Reproduction (only imports modules/std.sx)
#import "modules/std.sx";
Color :: enum { red; green; blue; }
E :: error { Nope }
pick :: (s: string) -> (Color, !E) {
if s == "red" { return .red; } // SUCCESS path
raise error.Nope;
}
main :: () -> s32 {
c, e := pick("red"); // SUCCESS -> error slot MUST be 0
print("error e (int) = {}\n", cast(s64) e); // EXPECT 0 ; BUG prints 1
if e { print("bare-if e: ERROR (WRONG)\n"); } else { print("bare-if e: ok\n"); }
if e == error.Nope { print("e == Nope (WRONG)\n"); } else { print("e != Nope (ok)\n"); }
if !e { print("guard !e: value c (int) = {}\n", cast(s64) c); } // c = 0 = .red (CORRECT)
return 0;
}
Actual (buggy):
error e (int) = 1
bare-if e: ERROR (WRONG)
e == Nope (WRONG)
guard !e: value c (int) = 0
Expected (now produced):
error e (int) = 0
bare-if e: ok
e != Nope (ok)
guard !e: value c (int) = 0
Contrast — the IDENTICAL shape with an s32 value is CORRECT
pick :: (n: s32) -> (s32, !E) { if n > 0 { return n; } raise error.Nope; }
// v, e := pick(5); → error slot = 0 (correct); bare-if e: ok
The split is enum-value-specific because only an enum literal (return .variant) resolves its
tag against target_type. An integer literal does not, so the s32 path never got mis-stamped with
the failable-tuple type and never took the false forwarding branch.

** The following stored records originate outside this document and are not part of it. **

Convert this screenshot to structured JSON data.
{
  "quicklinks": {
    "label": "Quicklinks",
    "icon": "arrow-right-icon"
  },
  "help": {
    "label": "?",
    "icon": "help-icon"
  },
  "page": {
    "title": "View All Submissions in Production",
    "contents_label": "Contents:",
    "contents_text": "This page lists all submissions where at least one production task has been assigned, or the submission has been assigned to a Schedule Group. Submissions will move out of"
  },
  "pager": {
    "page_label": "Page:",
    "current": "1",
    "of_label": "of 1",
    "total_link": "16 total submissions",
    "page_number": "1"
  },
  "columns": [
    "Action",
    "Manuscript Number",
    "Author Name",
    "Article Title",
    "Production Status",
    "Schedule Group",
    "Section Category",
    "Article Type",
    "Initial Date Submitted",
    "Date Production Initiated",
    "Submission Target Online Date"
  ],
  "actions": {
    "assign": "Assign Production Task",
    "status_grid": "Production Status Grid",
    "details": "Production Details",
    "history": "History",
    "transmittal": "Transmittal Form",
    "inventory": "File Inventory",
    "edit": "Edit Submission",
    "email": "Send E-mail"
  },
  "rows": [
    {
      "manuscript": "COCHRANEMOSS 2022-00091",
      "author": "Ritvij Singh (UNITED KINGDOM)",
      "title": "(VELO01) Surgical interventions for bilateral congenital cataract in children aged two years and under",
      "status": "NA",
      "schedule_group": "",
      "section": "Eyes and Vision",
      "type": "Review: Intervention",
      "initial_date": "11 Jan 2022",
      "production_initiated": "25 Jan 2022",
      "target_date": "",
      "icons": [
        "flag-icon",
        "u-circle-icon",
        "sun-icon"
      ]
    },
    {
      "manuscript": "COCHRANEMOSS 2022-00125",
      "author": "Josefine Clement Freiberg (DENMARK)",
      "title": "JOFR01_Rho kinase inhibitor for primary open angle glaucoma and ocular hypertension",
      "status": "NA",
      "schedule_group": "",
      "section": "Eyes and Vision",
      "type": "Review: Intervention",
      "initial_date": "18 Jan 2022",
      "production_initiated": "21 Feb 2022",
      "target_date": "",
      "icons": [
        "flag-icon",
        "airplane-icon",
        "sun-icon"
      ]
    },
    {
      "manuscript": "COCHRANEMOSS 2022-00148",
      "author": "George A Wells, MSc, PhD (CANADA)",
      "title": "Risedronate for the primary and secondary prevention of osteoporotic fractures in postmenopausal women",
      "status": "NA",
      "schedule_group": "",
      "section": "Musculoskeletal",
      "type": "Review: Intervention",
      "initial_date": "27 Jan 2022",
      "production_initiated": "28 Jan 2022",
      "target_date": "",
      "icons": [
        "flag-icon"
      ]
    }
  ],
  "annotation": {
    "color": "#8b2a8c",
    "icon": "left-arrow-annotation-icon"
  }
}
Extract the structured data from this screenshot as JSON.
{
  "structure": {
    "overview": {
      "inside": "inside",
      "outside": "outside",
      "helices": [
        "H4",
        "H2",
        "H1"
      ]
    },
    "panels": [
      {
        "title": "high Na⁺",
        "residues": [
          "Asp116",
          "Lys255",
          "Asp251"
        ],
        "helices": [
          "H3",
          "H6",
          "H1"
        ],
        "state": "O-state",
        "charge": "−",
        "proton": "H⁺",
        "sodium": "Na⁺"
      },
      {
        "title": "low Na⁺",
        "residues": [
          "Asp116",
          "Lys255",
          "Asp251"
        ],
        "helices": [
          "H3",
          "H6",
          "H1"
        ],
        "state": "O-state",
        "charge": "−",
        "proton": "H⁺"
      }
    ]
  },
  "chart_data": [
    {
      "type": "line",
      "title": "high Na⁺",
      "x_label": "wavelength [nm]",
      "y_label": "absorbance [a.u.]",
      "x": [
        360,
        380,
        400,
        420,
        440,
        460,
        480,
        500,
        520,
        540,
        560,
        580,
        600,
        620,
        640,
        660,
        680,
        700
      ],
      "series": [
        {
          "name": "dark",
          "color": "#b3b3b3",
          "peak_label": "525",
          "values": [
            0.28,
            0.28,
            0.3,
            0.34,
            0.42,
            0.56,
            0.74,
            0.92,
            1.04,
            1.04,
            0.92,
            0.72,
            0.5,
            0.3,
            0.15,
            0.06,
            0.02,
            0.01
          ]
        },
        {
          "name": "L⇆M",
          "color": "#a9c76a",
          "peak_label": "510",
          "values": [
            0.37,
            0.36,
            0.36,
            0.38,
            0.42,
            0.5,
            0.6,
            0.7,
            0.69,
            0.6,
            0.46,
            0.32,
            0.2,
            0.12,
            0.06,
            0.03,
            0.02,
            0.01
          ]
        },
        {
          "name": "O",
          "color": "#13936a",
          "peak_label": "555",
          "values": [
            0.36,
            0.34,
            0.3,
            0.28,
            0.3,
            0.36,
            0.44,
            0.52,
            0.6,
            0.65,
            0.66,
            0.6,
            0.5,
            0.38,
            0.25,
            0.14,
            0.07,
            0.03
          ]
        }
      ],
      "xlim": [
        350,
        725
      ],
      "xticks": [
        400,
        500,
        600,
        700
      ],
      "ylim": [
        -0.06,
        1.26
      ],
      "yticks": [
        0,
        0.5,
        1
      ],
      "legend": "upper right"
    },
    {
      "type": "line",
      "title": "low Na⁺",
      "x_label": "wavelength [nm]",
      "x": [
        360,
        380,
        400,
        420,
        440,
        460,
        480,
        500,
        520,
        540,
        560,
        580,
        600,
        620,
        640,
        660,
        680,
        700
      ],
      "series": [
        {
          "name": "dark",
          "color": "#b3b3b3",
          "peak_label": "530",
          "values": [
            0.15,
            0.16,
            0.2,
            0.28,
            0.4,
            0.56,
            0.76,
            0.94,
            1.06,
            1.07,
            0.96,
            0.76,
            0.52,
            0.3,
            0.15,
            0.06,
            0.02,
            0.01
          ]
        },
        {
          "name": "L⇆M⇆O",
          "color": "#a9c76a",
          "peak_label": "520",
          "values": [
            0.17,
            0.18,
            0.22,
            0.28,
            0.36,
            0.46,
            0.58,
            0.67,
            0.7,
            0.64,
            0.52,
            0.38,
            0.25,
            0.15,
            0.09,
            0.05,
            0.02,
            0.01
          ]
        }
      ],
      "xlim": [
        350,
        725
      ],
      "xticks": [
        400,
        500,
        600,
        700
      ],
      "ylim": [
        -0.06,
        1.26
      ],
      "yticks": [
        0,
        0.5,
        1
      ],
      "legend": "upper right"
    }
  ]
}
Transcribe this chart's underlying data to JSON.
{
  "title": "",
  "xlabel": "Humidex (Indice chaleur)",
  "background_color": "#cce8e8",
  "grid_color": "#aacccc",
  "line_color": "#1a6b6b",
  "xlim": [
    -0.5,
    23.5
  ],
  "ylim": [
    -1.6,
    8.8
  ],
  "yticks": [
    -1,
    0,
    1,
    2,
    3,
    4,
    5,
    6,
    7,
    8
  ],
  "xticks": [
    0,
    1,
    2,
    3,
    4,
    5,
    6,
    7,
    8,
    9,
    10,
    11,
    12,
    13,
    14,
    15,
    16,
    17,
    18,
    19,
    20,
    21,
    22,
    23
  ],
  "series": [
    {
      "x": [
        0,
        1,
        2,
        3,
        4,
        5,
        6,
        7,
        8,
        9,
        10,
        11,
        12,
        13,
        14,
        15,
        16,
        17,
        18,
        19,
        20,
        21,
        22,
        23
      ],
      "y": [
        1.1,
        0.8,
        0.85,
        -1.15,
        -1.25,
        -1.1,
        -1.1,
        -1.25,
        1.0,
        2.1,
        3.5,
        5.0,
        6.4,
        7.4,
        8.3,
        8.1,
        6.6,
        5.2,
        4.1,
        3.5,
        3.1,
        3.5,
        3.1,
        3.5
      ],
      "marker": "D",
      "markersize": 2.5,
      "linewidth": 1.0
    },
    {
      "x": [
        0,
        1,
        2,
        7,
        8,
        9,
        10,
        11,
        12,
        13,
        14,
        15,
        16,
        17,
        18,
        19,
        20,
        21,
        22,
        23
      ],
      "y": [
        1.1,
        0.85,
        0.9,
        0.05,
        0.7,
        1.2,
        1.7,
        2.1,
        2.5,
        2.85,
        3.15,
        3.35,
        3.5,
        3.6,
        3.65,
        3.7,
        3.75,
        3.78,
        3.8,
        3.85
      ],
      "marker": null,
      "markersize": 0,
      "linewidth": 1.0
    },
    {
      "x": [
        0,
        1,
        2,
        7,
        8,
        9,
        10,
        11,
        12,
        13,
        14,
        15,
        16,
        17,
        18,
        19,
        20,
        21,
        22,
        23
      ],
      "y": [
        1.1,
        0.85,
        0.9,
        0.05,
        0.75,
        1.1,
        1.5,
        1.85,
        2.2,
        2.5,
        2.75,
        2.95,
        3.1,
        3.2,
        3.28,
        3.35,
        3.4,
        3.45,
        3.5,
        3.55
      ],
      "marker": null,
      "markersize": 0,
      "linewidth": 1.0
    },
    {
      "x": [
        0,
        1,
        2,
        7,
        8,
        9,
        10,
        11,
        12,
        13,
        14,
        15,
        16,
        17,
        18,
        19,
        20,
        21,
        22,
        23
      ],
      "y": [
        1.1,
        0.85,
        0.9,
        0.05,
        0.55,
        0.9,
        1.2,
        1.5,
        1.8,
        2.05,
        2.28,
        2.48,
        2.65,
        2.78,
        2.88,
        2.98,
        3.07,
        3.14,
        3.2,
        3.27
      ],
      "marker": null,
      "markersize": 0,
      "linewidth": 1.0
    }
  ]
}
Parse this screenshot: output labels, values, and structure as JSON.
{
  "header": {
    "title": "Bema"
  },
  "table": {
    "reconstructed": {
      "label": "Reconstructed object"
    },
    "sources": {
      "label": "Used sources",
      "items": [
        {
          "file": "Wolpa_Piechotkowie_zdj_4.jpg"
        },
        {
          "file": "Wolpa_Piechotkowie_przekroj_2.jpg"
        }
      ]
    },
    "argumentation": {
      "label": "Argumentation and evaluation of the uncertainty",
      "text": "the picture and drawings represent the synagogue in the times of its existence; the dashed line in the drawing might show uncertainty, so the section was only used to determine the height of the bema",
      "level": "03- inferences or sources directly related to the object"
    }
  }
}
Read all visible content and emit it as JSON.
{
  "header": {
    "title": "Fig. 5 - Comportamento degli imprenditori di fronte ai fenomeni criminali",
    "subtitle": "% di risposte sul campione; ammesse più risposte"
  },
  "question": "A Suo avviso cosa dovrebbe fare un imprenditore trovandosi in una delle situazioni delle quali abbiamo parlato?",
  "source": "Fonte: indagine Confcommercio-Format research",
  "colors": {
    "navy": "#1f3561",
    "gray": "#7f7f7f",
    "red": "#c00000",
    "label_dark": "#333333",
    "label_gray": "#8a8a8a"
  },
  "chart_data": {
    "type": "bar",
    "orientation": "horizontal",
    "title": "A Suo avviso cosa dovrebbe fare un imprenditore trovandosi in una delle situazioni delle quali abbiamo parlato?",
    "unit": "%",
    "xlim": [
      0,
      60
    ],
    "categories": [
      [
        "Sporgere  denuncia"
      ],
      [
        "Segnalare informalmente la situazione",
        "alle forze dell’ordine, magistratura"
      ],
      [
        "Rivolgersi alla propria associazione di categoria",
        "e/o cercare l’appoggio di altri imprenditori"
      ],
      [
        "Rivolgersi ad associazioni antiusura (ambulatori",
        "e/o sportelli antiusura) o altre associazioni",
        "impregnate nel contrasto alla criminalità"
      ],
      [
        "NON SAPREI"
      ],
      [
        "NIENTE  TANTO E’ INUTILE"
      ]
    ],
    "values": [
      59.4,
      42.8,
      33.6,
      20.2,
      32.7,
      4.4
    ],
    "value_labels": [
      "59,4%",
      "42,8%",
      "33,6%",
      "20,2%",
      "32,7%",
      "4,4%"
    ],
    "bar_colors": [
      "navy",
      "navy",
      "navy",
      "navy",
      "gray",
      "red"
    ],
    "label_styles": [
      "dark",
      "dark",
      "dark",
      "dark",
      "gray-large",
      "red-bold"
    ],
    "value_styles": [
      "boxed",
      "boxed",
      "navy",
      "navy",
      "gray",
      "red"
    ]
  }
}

Root cause (confirmed at ground truth)
return .red in pick lowered the enum literal with target_type = (Color, !E) (the whole
failable tuple). The LLVM IR on the success path was:
ret { i64, i32 } { i64 0, i32 undef } ; error slot UNDEF, not 0 (.blue gave i64 0 too — value lost)
vs. the s32 case which already produced ret { i32, i32 } { i32 7, i32 0 }. After narrowing the
return target to the value type, the enum success path produces ret { i64, i32 } zeroinitializer
(value 0 = .red, error slot 0), and .blue correctly carries ordinal 2.